Das südenglische Sussex ist derzeit wegen des abtrünnigen Paares aus der königlichen Familie ein Begriff. Wenig wissen, dass hier in den Chalklands Kalk abgebaut und als „gebrannter Kalk“ auf zahlreichen Baustellen verwendet wird. Ein solcher Kalkbrennofen spielt in diesem Krimi aus dem Jahr 1936 eine große Rolle.

Worum geht’s also?

John Rother, ein Unternehmer in eben diesem Kalkbrenner-Business, verschwindet plötzlich. Man findet nur sein Auto: verlassen und mit Blutspuren. Ist John einem Verbrechen zum Opfer gefallen? Wo ist dann die Leiche? Hat sein Bruder William etwas mit dem Verschwinden zu tun? Die beiden Geschwister sind sich ja seit Jahren nicht allzu zugeneigt? Und welche Rolle spielt Williams Frau?

Als dann auf einer Baustelle menschliche Knochenreste gefunden werden, ist klar, John ist ermordet worden und die zerstückelte Leiche im Kalkbrennofen verbrannt worden. Superintendent Meredith wird mit der Ermittlung beauftragt und lässt die Knochen zu einem beinahe vollständigen Skelett zusammenbauen. (Der fehlende Teil wird noch eine Rolle spielen.)
Ein weiteres Rätsel gibt dann der Tod des verdächtigen Bruders auf. Unfall, Selbstmord oder doch Mord?
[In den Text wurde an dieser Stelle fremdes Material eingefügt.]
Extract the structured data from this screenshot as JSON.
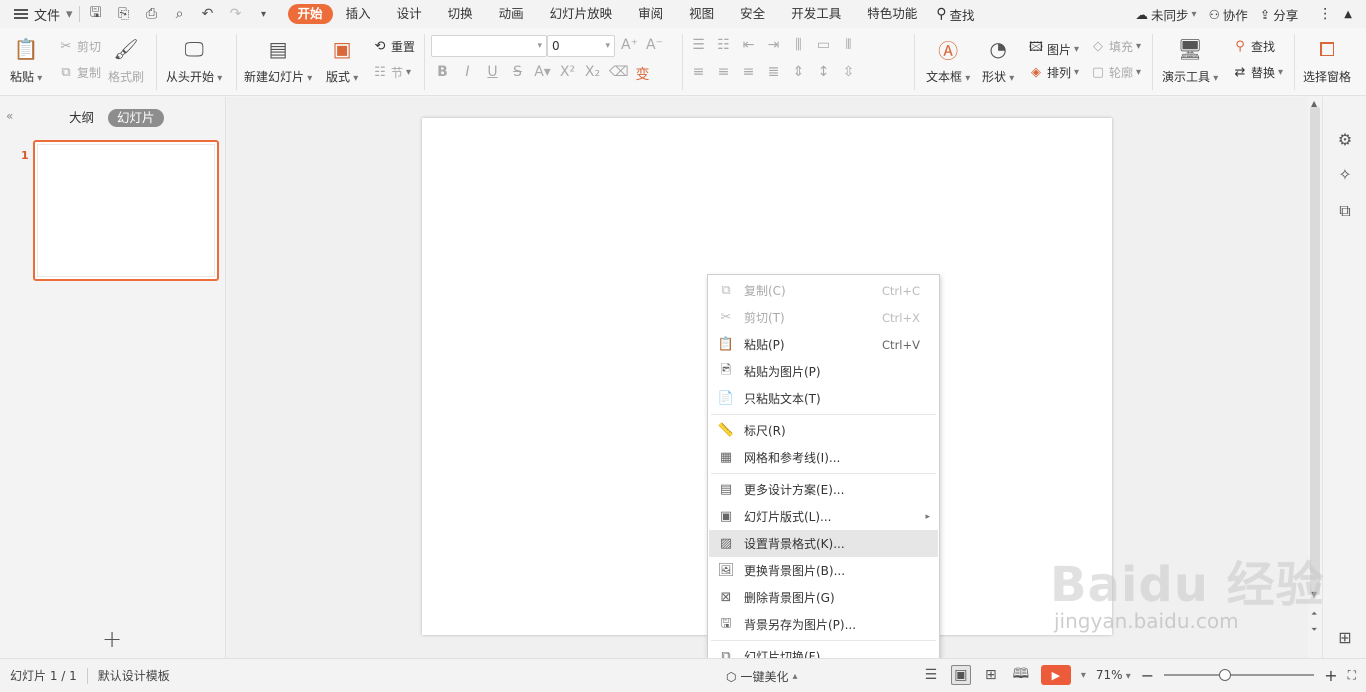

Superintendent Meredith hat alle Hände voll zu tun, den zahlreichen Hinweisen nachzugehen.

Meine Meinung:

Der Verlag Klett-Cotta legt seit einigen Jahren klassische Krimis aus dem vorigen Jahrhundert neu auf und bewahrt sie damit vor der Vergessenheit.
Ganz im Stil von Agatha Christie wird hier penibel ermittelt ohne Nerven aufreibende Verfolgungsjagden zu Wasser oder zu Land. Die Ermittlungen ohne DNA-Abgleich und anderen forensischen Gutachten muten seltsam antiquiert an, verleihen diesem Krimi aber einen gewissen Charme.

Der fehlende Skelettteil hat mich auf eine Idee gebracht, die sich dann als richtig erwiesen hat. Superintendent Meredith lässt sich durch die vielen kleinen Hinweise, die ihn manchmal in Sackgassen führen, nicht entmutigen. An einigen Stellen blitzt der herrliche britische Humor auf, der die Leser Schmunzeln lässt.

Witzig finde ich auch, wie sich SI Meredith mit dem Kriminalgeschichtenautor berät.

Fazit:

Ein gelungener Krimi, der ohne Hektik auskommt und zu Unrecht beinahe vergessen worden ist. Gerne gebe ich hier 4 Sterne.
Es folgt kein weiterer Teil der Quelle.